Vu la procédure suivante :
Procédure contentieuse antérieure :
La société Camping de la plage et du bord de mer, la société Camping de la Yole, la société d'exploitation du Camping Marina et la société nouvelle Lou Village ont demandé au tribunal administratif de Montpellier d'annuler les décisions par lesquelles l'Etat, la commune de Vendres, la commune de Valras-Plage et la communauté de communes La Domitienne ont implicitement rejeté leurs demandes, présentées le 23 novembre 2018, tendant à ce que ces personnes publiques fassent " le nécessaire pour mettre un terme à l'érosion affectant la partie ouest de la plage et du cordon dunaire de la commune de Vendres par la réalisation de travaux de protection et par la mise en place d'un entretien annuel de la plage ".
Par un jugement n° 1901540 rendu le 1er décembre 2020, le tribunal administratif de Montpellier a rejeté cette demande et a mis à la charge des sociétés requérantes une somme de 1 000 euros à verser à la commune de Vendres, une somme de même montant à la commune de Valras-Plage et une somme de même montant à la communauté de communes La Domitienne, sur le fondement de l'article L. 761-1 du code de justice administrative.
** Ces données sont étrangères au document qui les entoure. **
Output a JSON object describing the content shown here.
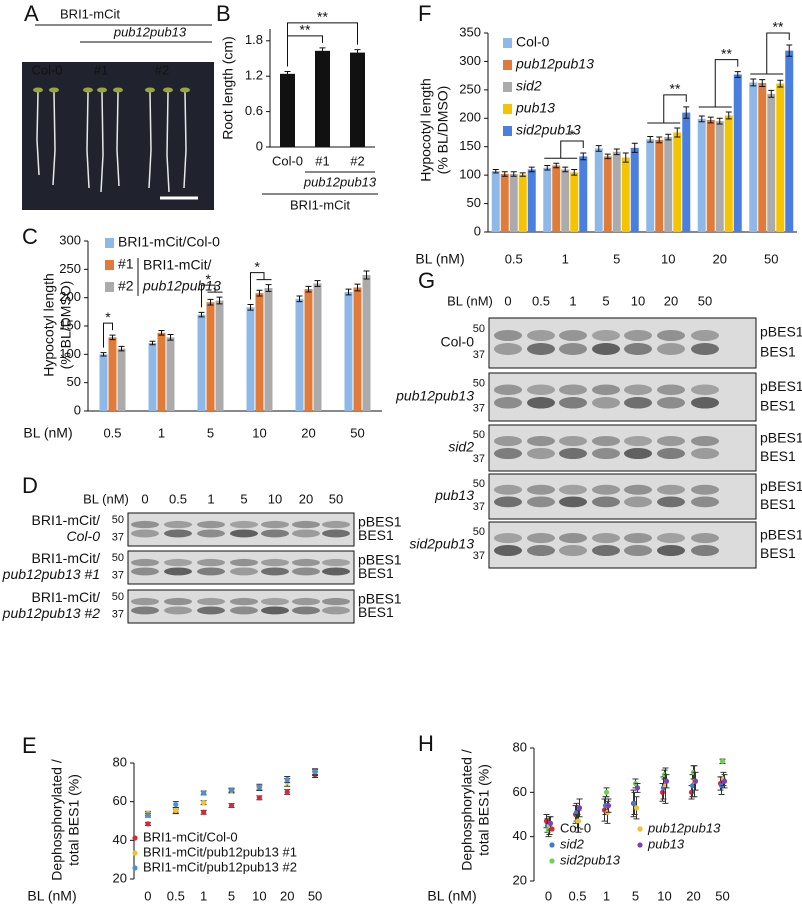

Procédure devant la cour :
Par une requête enregistrée le 29 janvier 2021 sous le n° 21MA00405 au greffe de la cour administrative d'appel de Marseille et ensuite sous le n° 21TL00405 au greffe de la cour administrative d'appel de Toulouse, la société à responsabilité limitée Camping de la plage et du bord de mer et la société anonyme Camping de la Yole, représentées par la SELARL ACTAH, demandent à la cour :
1°) d'annuler le jugement du 1er décembre 2020 ;
2°) le cas échéant, d'enjoindre à l'Etat, à la commune de Vendres, à la commune de Valras-Plage et éventuellement à la communauté de communes La Domitienne de faire le nécessaire pour mettre un terme à l'érosion affectant la partie ouest de la plage et du cordon dunaire de la commune de Vendres par la réalisation de travaux de protection et par la mise en place d'un entretien annuel de ladite plage ;
3°) de mettre à la charge de la commune de Vendres et de la commune de Valras-Plage le paiement d'une somme de 7 000 euros chacune sur le fondement des dispositions de l'article L. 761-1 du code de justice administrative.
Elles soutiennent que :
- leur demande de première instance était recevable : elles justifient de leur qualité et de leur intérêt pour agir ; leur demande était précise et motivée ; les décisions des quatre personnes publiques présentent un lien suffisant pour donner lieu à une action unique ;
- la plage de Vendres-est est soumise à un phénomène d'érosion important depuis les années 2000, lequel s'est aggravé avec la mise en place progressive d'ouvrages de protection le long du littoral de la commune limitrophe de Valras-Plage et n'a pas été résorbé par la mise en place d'une digue sous-marine et d'un cordon dunaire au droit des campings ;
- les collectivités publiques ont réalisé les ouvrages sur le littoral de Valras-Plage sans prendre en compte leurs conséquences sur l'évolution du trait de côte en aval et n'ont assuré ni le suivi technique des installations de la plage, ni la remise en état de la dune ;
- l'Etat a conclu un contrat de concession de plage avec la commune de Vendres, mais ladite commune n'assure pas les obligations d'entretien prévues par ce contrat ; l'Etat reste en tout état de cause responsable si la commune ne respecte pas ses obligations ;
- la réalisation de travaux de protection au droit des campings répond non seulement à l'intérêt privé de ces derniers, mais également à l'intérêt général dès lors que le phénomène d'érosion menace à terme les zones urbanisées de la commune de Valras-Plage ;
- le Conseil d'Etat a considéré dans sa décision n° 398671 du 16 août 2018 que l'article L. 561-1 du code de l'environnement ne couvrait pas le risque d'érosion côtière, ce qui prive les riverains d'une possibilité d'indemnisation et justifie d'autant plus leur demande ;
- la jurisprudence susvisée du Conseil d'Etat ne devrait pas s'appliquer en l'espèce dès lors qu'il ne s'agit pas d'une érosion naturelle mais anthropique et que leurs installations sont soumises à un risque de submersion marine mentionné par ledit article L. 561-1 ;
- les collectivités publiques doivent mettre en place des ouvrages de protection efficaces sur la plage de Vendres-est et ce jusqu'à la digue construite à l'embouchure de la rivière Aude ; leur inaction serait de nature à engager la responsabilité pour faute de l'Etat ;
- les dispositions de l'article 33 de la loi du 16 septembre 1807, invoquées en défense, ne sont pas pertinentes dès lors qu'il s'agit de mettre en place des ouvrages sur le domaine public maritime de l'Etat, lequel doit donc supporter les dépenses correspondantes.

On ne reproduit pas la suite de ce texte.